Hint: The ideal gas law, also known as the general gas equation, is a hypothetical ideal gas's equation of state. While it has many drawbacks, it is a reasonable approximation of the action of certain gases under several conditions.

Complete answer:
Trichlorofluoromethane is a chlorofluorocarbon also known as freon-$11$ and its chemical formula is $CFC{l_3}$. It is a colourless, sweetish-smelling liquid that melts at room temperature.
According to the question the density of $CFC{l_3}$has to be found out.
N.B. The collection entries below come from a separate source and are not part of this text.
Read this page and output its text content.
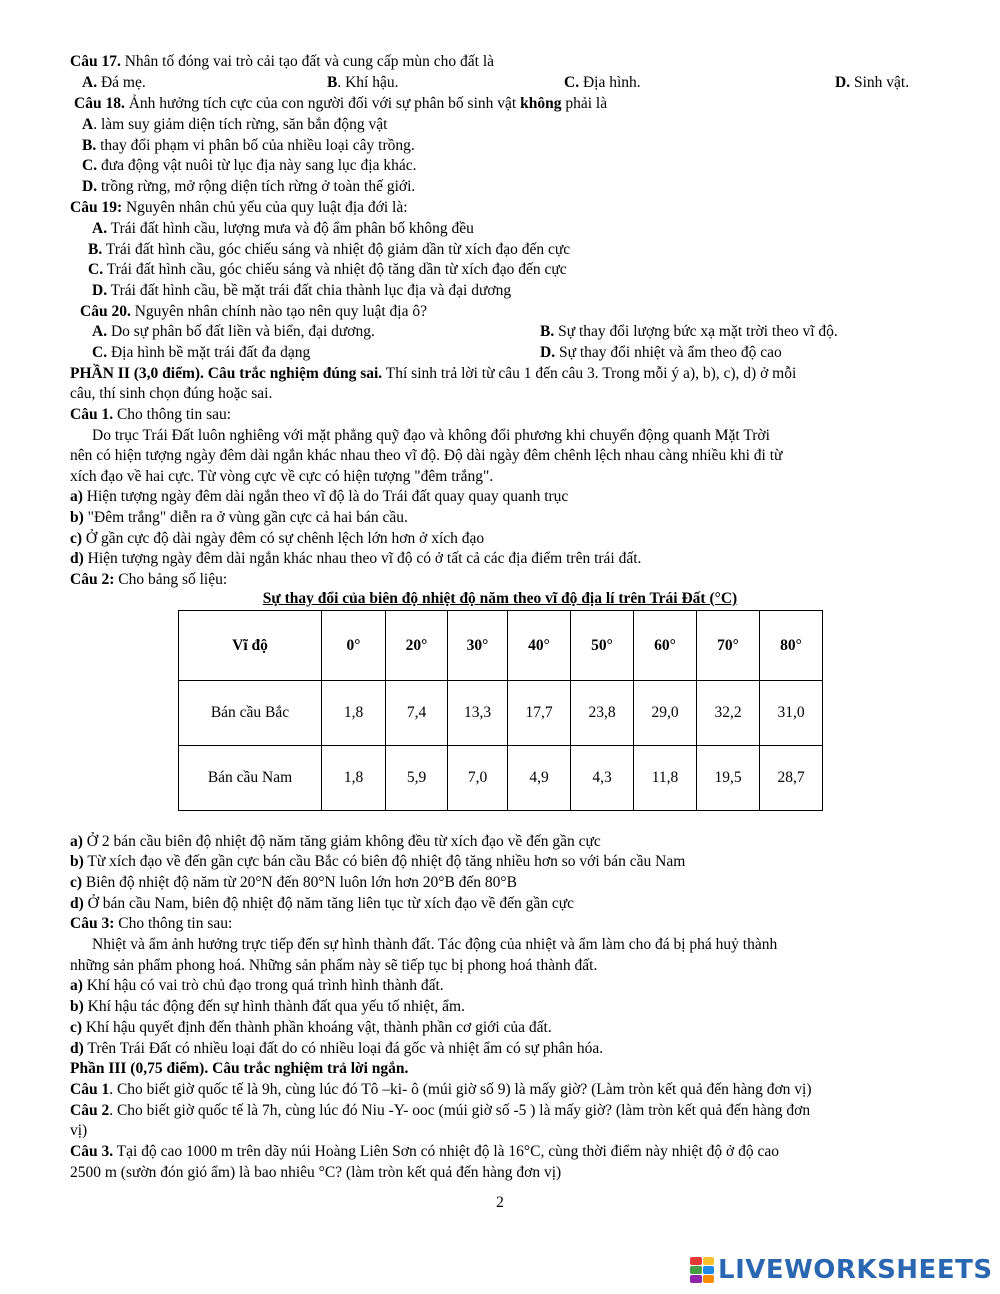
Câu 17. Nhân tố đóng vai trò cải tạo đất và cung cấp mùn cho đất là
A. Đá mẹ.	B. Khí hậu.	C. Địa hình.	D. Sinh vật.
Câu 18. Ảnh hưởng tích cực của con người đối với sự phân bố sinh vật không phải là
A. làm suy giảm diện tích rừng, săn bắn động vật
B. thay đổi phạm vi phân bố của nhiều loại cây trồng.
C. đưa động vật nuôi từ lục địa này sang lục địa khác.
D. trồng rừng, mở rộng diện tích rừng ở toàn thế giới.
Câu 19: Nguyên nhân chủ yếu của quy luật địa đới là:
A. Trái đất hình cầu, lượng mưa và độ ẩm phân bố không đều
B. Trái đất hình cầu, góc chiếu sáng và nhiệt độ giảm dần từ xích đạo đến cực
C. Trái đất hình cầu, góc chiếu sáng và nhiệt độ tăng dần từ xích đạo đến cực
D. Trái đất hình cầu, bề mặt trái đất chia thành lục địa và đại dương
Câu 20. Nguyên nhân chính nào tạo nên quy luật địa ô?
A. Do sự phân bố đất liền và biển, đại dương.	B. Sự thay đổi lượng bức xạ mặt trời theo vĩ độ.
C. Địa hình bề mặt trái đất đa dạng	D. Sự thay đổi nhiệt và ẩm theo độ cao
PHẦN II (3,0 điểm). Câu trắc nghiệm đúng sai. Thí sinh trả lời từ câu 1 đến câu 3. Trong mỗi ý a), b), c), d) ở mỗi
câu, thí sinh chọn đúng hoặc sai.
Câu 1. Cho thông tin sau:
Do trục Trái Đất luôn nghiêng với mặt phẳng quỹ đạo và không đổi phương khi chuyển động quanh Mặt Trời
nên có hiện tượng ngày đêm dài ngắn khác nhau theo vĩ độ. Độ dài ngày đêm chênh lệch nhau càng nhiều khi đi từ
xích đạo về hai cực. Từ vòng cực về cực có hiện tượng "đêm trắng".
a) Hiện tượng ngày đêm dài ngắn theo vĩ độ là do Trái đất quay quay quanh trục
b) "Đêm trắng" diễn ra ở vùng gần cực cả hai bán cầu.
c) Ở gần cực độ dài ngày đêm có sự chênh lệch lớn hơn ở xích đạo
d) Hiện tượng ngày đêm dài ngắn khác nhau theo vĩ độ có ở tất cả các địa điểm trên trái đất.
Câu 2: Cho bảng số liệu:
Sự thay đổi của biên độ nhiệt độ năm theo vĩ độ địa lí trên Trái Đất (°C)
Vĩ độ	0°	20°	30°	40°	50°	60°	70°	80°
Bán cầu Bắc	1,8	7,4	13,3	17,7	23,8	29,0	32,2	31,0
Bán cầu Nam	1,8	5,9	7,0	4,9	4,3	11,8	19,5	28,7
a) Ở 2 bán cầu biên độ nhiệt độ năm tăng giảm không đều từ xích đạo về đến gần cực
b) Từ xích đạo về đến gần cực bán cầu Bắc có biên độ nhiệt độ tăng nhiều hơn so với bán cầu Nam
c) Biên độ nhiệt độ năm từ 20°N đến 80°N luôn lớn hơn 20°B đến 80°B
d) Ở bán cầu Nam, biên độ nhiệt độ năm tăng liên tục từ xích đạo về đến gần cực
Câu 3: Cho thông tin sau:
Nhiệt và ẩm ảnh hưởng trực tiếp đến sự hình thành đất. Tác động của nhiệt và ẩm làm cho đá bị phá huỷ thành
những sản phẩm phong hoá. Những sản phẩm này sẽ tiếp tục bị phong hoá thành đất.
a) Khí hậu có vai trò chủ đạo trong quá trình hình thành đất.
b) Khí hậu tác động đến sự hình thành đất qua yếu tố nhiệt, ẩm.
c) Khí hậu quyết định đến thành phần khoáng vật, thành phần cơ giới của đất.
d) Trên Trái Đất có nhiều loại đất do có nhiều loại đá gốc và nhiệt ẩm có sự phân hóa.
Phần III (0,75 điểm). Câu trắc nghiệm trả lời ngắn.
Câu 1. Cho biết giờ quốc tế là 9h, cùng lúc đó Tô –ki- ô (múi giờ số 9) là mấy giờ? (Làm tròn kết quả đến hàng đơn vị)
Câu 2. Cho biết giờ quốc tế là 7h, cùng lúc đó Niu -Y- ooc (múi giờ số -5 ) là mấy giờ? (làm tròn kết quả đến hàng đơn
vị)
Câu 3. Tại độ cao 1000 m trên dãy núi Hoàng Liên Sơn có nhiệt độ là 16°C, cùng thời điểm này nhiệt độ ở độ cao
2500 m (sườn đón gió ẩm) là bao nhiêu °C? (làm tròn kết quả đến hàng đơn vị)
2
LIVEWORKSHEETS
To find this, the ideal gas law can be used.
The Ideal gas law states that:
$pV = nRT$
Here,
$p$is the absolute pressure of a gas,
$V$is the volume it occupies,
$n$is the number of atoms and molecules in the gas
And $T$is its absolute temperature.
We know that $n = \dfrac{m}{M}$, $M$is the molar mass and $m$is the mass of the substance measured in the grams.
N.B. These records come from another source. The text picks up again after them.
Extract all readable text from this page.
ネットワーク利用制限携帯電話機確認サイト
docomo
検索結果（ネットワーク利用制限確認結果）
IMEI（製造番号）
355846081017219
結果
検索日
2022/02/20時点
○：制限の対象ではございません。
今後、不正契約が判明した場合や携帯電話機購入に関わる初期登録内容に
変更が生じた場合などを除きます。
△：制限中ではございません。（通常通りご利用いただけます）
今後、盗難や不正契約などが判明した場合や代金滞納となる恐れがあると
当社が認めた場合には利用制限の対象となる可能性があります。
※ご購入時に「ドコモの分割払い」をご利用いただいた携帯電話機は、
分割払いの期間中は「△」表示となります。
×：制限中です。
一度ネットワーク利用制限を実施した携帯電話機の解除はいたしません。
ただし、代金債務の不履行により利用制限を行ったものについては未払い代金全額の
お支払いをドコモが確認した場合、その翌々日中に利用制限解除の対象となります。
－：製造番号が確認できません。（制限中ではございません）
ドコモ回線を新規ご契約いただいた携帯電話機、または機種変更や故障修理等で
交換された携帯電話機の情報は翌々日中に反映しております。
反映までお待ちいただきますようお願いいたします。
Substituting the above equation in the gas law, we get:
$pV = \dfrac{m}{M}RT$
$ \Rightarrow pM = \dfrac{m}{V}RT$
We know that the density of the compound $\rho = \dfrac{m}{V}$. Thus, by substituting this relation in the above equation becomes:
$ \Rightarrow pM = \rho RT$
Therefore,
$ \Rightarrow \rho = \dfrac{{pM}}{{RT}}$
Substituting the values from the problem which are,
$p = 5.92atm$
$M = 137.37g$/$mol$
$R = 0.08206Latm{K^{ - 1}}mo{l^{ - 1}}$
$T = {166^ \circ }C = 439.15K$
Thus,
$\rho = \dfrac{{5.92 \times 137.37}}{{0.082 \times 439.15}}g$/$L$$ = 22.6g$/$L$
Thus, the density of $CFC{l_3}$at $166$ degrees Celsius and $5.92atm$is $22.6g$/$L$.

Note:
The concept "ideal gas" describes a hypothetical gas made up of molecules that adhere to a set of rules: Ideal gas molecules are neither attracted nor repellent to one another. The only contact with ideal gas molecules will be an elastic collision as they collided with each other or with the container's walls.